Clause du besoin: plus que deux mois pour s’installer?

30.04.21 | Proposé par: Société Vaudoise de Médecine

Après une vingtaine d’années de discussions et de gestion transitoire des admissions de médecins dans le secteur ambulatoire, la Loi fédérale sur l’assurance-maladie a été modifiée et des ordonnances fédérales d’application de la clause du besoin ont été établies par le Conseil fédéral. Les Cantons pourront désormais réguler unilatéralement l’offre de médecins sur leur territoire. Dès cet été, tout projet de réinstallation ou d’installation de médecin hospitalier en terres vaudoises pourrait donc être grandement compromis.
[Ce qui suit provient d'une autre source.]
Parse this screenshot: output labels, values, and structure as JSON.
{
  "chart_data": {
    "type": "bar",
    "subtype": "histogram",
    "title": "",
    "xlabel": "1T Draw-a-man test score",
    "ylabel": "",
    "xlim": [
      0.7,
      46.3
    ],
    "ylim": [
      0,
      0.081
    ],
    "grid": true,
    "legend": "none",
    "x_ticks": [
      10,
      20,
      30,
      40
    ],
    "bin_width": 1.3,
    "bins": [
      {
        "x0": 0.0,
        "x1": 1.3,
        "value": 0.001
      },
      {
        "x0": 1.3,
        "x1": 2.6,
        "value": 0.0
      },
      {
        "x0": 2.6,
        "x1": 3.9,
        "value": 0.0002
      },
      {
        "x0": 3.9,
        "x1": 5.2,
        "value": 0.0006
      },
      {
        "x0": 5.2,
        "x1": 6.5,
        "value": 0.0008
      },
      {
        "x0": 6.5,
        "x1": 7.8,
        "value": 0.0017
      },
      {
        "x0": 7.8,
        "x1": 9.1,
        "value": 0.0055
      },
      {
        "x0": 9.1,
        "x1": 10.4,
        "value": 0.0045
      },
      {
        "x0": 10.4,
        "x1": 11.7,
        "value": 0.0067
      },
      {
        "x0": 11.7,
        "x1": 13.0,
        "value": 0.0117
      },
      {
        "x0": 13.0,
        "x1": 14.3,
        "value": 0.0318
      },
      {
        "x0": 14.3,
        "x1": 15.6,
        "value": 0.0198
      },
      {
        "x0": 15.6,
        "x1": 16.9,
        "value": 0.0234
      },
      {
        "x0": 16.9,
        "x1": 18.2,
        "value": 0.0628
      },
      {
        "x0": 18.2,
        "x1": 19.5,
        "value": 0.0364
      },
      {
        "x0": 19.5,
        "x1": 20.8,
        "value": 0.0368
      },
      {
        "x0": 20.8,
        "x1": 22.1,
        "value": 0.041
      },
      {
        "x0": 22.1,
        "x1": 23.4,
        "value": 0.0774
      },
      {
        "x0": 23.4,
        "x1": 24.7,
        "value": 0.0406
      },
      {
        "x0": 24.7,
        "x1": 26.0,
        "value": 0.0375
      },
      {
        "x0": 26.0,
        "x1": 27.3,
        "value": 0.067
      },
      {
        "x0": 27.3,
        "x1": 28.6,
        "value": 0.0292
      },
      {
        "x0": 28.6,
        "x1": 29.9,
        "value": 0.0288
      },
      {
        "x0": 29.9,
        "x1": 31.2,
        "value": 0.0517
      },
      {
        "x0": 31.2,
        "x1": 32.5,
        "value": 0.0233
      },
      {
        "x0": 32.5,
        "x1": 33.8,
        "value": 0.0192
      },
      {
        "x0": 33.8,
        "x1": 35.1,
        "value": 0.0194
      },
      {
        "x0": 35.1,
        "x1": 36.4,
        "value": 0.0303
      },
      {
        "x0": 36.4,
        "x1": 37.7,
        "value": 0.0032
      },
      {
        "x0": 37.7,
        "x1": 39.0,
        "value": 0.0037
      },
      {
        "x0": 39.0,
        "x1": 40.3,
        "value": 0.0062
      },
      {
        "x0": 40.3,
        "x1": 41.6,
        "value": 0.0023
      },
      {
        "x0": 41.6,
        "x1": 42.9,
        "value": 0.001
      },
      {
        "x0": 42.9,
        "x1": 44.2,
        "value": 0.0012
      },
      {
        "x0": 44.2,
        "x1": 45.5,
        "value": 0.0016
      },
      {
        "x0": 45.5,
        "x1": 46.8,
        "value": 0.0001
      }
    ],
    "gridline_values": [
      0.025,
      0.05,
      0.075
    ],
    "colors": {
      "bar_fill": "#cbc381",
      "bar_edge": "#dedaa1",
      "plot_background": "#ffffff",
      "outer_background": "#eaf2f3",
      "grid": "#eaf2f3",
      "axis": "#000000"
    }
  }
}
A partir du 1er juillet 2021, changement de paradigme: toute réinstallation d’un médecin dans un autre cabinet, d’une autre ville ou région que celle pour laquelle il dispose déjà d’un droit de pratique mais pas encore d’une autorisation de pratique à charge de l’assurance obligatoire des soins, de même que toute installation de médecin exerçant actuellement au sein d’un hôpital, pourrait devenir très difficile, voire impossible suivant la spécialisation et la région choisie.

Tel est, en substance, l’avertissement à retenir des nouvelles ordonnances fédérales relatives à la clause du besoin, précisant le champ d’application de la base légale adoptée par le parlement en 2020, avec l’aval de la FMH. Une base légale qui préfigurait déjà un durcissement des critères d’admission de médecins dans le secteur ambulatoire dès l’été prochain. Outre la fixation d’un nombre maximal de médecins autorisés à exercer en libre pratique dans certaines spécialités et régions, elle imposera d’avoir accompli au moins trois ans de formation dans un établissement suisse reconnu, au sein de la discipline pour laquelle l’autorisation d’exercer à charge de l’assurance-maladie a été demandée. Il faudra également démontrer ses compétences dans la langue officielle du lieu d’installation, en se soumettant à un test linguistique si cette dernière ne figurait pas parmi les disciplines fondamentales de sa maturité gymnasiale.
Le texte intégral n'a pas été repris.